There’s something special about standing knee-deep in a river as you fish.  But wading can be tricky, and sometimes downright dangerous.  Follow these 10 tips to keep things safe:

1. Wear wading boots that offer good traction.  Either felt soles (where legal, and be sure to clean your boots after you fish), or rubber soles with cleats provide the best traction.

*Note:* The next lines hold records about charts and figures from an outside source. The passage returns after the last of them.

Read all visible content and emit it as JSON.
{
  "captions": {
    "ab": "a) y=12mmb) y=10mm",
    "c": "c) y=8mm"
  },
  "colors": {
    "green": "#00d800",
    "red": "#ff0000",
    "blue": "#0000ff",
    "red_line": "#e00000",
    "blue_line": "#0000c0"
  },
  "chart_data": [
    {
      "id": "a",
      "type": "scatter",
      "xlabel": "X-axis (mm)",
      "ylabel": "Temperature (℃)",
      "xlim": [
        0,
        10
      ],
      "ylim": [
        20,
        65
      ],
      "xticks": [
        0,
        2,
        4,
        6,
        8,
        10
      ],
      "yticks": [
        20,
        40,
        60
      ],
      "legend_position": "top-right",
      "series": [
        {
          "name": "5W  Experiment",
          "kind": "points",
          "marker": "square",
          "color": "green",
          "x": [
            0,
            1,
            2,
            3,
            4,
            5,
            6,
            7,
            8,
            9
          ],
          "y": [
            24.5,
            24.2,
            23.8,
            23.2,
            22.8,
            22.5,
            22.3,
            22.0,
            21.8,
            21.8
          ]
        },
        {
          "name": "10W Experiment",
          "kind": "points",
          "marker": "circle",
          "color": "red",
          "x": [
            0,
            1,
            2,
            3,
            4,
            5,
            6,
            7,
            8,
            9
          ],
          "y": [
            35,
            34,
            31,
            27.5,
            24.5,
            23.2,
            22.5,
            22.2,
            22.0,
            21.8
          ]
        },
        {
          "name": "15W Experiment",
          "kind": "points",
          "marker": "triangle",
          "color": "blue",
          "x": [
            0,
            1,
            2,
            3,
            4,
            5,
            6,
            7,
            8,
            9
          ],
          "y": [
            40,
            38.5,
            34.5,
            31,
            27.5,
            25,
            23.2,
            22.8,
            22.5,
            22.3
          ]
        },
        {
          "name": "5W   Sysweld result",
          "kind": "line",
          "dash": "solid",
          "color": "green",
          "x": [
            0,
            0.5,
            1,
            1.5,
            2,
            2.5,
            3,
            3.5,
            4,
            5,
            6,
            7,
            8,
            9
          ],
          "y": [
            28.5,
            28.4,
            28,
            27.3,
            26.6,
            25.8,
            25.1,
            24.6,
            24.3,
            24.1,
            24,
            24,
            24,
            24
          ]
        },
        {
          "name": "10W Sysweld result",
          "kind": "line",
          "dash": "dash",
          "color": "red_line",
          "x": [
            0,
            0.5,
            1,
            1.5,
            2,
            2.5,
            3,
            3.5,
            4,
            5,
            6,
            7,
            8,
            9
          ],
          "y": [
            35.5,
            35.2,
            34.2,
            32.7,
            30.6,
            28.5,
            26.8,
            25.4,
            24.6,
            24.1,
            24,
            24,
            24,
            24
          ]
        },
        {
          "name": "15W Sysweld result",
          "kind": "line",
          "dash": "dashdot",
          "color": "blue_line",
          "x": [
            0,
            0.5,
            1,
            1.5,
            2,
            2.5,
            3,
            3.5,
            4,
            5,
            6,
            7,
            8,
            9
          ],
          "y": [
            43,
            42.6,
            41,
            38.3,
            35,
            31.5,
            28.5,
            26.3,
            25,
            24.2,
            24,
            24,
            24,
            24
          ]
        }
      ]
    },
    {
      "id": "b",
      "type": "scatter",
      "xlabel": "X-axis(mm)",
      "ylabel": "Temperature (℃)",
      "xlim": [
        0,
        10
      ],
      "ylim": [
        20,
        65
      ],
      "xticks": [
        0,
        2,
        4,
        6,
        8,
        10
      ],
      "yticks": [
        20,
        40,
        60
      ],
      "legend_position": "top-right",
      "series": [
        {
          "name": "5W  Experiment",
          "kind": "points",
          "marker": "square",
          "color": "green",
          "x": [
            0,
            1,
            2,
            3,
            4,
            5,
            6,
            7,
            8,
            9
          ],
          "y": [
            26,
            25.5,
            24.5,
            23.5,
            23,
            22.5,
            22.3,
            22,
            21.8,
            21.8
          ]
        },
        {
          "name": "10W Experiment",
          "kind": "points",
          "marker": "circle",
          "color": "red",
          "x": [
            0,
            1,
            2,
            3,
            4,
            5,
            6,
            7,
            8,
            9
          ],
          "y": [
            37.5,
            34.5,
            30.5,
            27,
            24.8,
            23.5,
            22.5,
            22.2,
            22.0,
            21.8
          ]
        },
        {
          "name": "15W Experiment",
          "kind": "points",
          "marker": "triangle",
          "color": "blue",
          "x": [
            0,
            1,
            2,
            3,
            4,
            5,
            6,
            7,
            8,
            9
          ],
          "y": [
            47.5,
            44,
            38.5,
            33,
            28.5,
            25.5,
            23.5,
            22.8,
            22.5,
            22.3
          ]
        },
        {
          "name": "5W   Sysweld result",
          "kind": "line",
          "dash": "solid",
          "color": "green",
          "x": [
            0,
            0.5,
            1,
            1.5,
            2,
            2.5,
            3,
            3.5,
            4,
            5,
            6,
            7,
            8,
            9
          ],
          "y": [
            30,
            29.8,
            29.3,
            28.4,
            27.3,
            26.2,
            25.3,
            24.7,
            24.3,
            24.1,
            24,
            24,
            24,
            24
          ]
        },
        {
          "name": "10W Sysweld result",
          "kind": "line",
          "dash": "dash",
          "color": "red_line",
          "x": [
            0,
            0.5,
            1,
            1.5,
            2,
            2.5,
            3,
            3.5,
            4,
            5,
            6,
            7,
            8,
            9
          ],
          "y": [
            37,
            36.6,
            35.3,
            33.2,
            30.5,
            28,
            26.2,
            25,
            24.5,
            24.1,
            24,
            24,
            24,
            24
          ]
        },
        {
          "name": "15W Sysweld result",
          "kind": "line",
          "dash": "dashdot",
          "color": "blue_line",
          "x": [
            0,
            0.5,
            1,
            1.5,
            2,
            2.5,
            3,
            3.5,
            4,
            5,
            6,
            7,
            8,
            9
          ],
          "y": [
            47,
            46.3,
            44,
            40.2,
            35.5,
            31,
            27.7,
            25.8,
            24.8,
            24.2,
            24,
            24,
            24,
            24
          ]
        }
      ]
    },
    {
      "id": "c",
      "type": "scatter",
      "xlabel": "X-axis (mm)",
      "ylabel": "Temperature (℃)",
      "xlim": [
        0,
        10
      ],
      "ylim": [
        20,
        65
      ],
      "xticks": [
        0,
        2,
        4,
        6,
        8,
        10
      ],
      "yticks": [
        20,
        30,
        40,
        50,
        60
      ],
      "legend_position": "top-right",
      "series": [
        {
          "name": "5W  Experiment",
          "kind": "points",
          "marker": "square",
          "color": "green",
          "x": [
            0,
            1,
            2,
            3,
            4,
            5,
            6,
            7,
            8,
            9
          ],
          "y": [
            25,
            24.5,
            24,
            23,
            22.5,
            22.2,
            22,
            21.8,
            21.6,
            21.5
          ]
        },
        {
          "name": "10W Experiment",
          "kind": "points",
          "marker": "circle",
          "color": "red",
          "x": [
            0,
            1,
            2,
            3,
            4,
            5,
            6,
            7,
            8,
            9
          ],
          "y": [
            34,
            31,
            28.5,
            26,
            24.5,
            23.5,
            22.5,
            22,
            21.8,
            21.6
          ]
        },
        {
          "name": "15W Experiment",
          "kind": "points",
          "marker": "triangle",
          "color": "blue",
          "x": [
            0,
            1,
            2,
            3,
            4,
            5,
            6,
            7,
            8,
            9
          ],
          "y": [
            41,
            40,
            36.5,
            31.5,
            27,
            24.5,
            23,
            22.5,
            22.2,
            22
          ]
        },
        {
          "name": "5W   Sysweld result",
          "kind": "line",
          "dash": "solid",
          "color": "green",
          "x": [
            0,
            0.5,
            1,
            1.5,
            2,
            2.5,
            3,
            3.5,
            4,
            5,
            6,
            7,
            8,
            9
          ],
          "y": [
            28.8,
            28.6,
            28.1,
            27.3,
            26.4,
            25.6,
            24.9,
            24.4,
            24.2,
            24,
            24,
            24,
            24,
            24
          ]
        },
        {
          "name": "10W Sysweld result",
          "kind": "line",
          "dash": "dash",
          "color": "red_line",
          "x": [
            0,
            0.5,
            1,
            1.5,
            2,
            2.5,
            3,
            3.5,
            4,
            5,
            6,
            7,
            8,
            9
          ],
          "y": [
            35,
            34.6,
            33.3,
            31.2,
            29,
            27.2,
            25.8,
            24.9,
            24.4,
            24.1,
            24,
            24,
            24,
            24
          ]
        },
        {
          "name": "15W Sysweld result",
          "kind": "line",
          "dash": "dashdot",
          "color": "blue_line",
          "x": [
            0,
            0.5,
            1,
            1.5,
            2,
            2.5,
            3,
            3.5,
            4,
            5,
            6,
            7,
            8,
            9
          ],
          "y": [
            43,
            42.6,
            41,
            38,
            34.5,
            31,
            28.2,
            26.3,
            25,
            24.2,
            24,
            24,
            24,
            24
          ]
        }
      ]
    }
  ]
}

2. When crossing a river, go with the flow.  Angle downstream, so with every lateral step you make, you are also moving with the current.  Fighting the current will lead to slips and falls.

3. Feel your way along… with your feet.  Make deliberate steps, and try to keep your feet off the tops of submerged rocks.  You are more likely to slip off the top of a rock than you are when your feet are on the gravel bottom.

4.  Assume that the water is deeper than it looks.  If you’re not sure how deep it is, don’t step there.

5. Always wear a wading belt.  Doing so will limit the amount of water that fills your waders, should you accidently wade too deep.

6. Keep the water level at your waist, or below… even if you are wearing chest waders.

7. Fish close to the bank (or from the bank).  Just because you are wade fishing doesn’t mean you have to stand in the middle of a river.  Most fish actually prefer to stick close to the banks and around cover anyway… too much splashy walking ruins opportunities.

8. Kids should wade downstream, with the current, always within reach of an adult, and always wear a PFD.

9. Don’t tempt super-fast currents.  As a rule of thumb, if the water is white, it isn’t worth stepping in.

10. If you do fall in, again, go with the flow.  When you get dragged into the current, get in a seated position, with your boots pointed downstream… then use your feet to kick off rocks and other obstructions, and paddle with your arms toward shore.  Never face upstream and fight the current, especially in waders.

Kirk Deeter is an editor-at-large with Field & Stream, and he co-wrote The Little Red Book of Fly Fishing.